After an introductory episode in the present time, and one in the future, this episode was intended to show the range of the series by travelling to the past. It introduced the Cardiff Rift, which was to feature prominently in the spinoff series Torchwood, launched the next year. Eve Myles would play Gwen Cooper in that series because she impressed everyone with her performance as Gwyneth. The writer, Mark Gatiss, was a Dickens fan. Actor Simon Callow, famous for playing Dickens in his one-man show, at first balked at playing the role because Dickens was usually just presented as a Victorian cliché, but Mark Gatiss won him over with his knowledge of the man.

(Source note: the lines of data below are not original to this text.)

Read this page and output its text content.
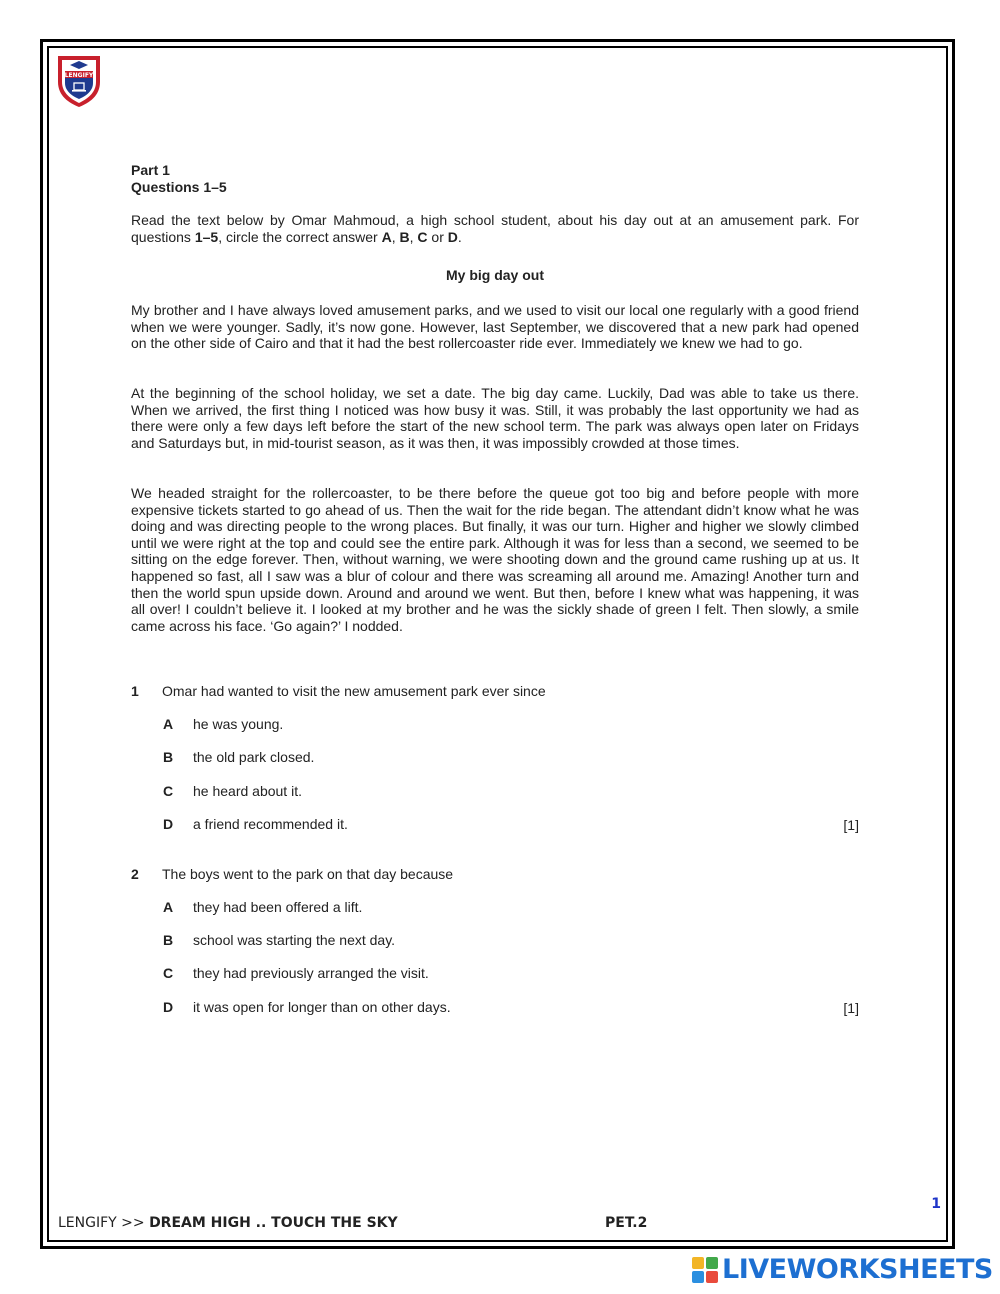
LENGIFY
Part 1
Questions 1–5
Read the text below by Omar Mahmoud, a high school student, about his day out at an amusement park. For questions 1–5, circle the correct answer A, B, C or D.
My big day out
My brother and I have always loved amusement parks, and we used to visit our local one regularly with a good friend when we were younger. Sadly, it’s now gone. However, last September, we discovered that a new park had opened on the other side of Cairo and that it had the best rollercoaster ride ever. Immediately we knew we had to go.
At the beginning of the school holiday, we set a date. The big day came. Luckily, Dad was able to take us there. When we arrived, the first thing I noticed was how busy it was. Still, it was probably the last opportunity we had as there were only a few days left before the start of the new school term. The park was always open later on Fridays and Saturdays but, in mid-tourist season, as it was then, it was impossibly crowded at those times.
We headed straight for the rollercoaster, to be there before the queue got too big and before people with more expensive tickets started to go ahead of us. Then the wait for the ride began. The attendant didn’t know what he was doing and was directing people to the wrong places. But finally, it was our turn. Higher and higher we slowly climbed until we were right at the top and could see the entire park. Although it was for less than a second, we seemed to be sitting on the edge forever. Then, without warning, we were shooting down and the ground came rushing up at us. It happened so fast, all I saw was a blur of colour and there was screaming all around me. Amazing! Another turn and then the world spun upside down. Around and around we went. But then, before I knew what was happening, it was all over! I couldn’t believe it. I looked at my brother and he was the sickly shade of green I felt. Then slowly, a smile came across his face. ‘Go again?’ I nodded.
1 Omar had wanted to visit the new amusement park ever since
A he was young.
B the old park closed.
C he heard about it.
D a friend recommended it.	[1]
2 The boys went to the park on that day because
A they had been offered a lift.
B school was starting the next day.
C they had previously arranged the visit.
D it was open for longer than on other days.	[1]
1
LENGIFY >> DREAM HIGH .. TOUCH THE SKY	PET.2
LIVEWORKSHEETS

Gwyneth looks into Rose’s mind and sees the Big Bad Wolf, which becomes important in later episodes. David Tennant was originally supposed to play a younger Gabriel Sneed but was hired to play the Doctor when Christopher Eccleston bowed out. Because Cardiff didn’t have enough Victorian architecture, the story was mostly filmed in Swansea, Monmouth, and Penarth. Though one reviewer groused that the turncoat Gelth suggested that asylum-seekers were dangerous (Some people think those who believe everything is political are dangerous), most enjoyed the chilling tale and the Victorian interiors. Others thought that the Doctor and Rose had not much to do in the story and were little more than spectators. When in doubt, or when running out of money, Doctor Who always turned to period drama, which the BBC could do with its eyes closed.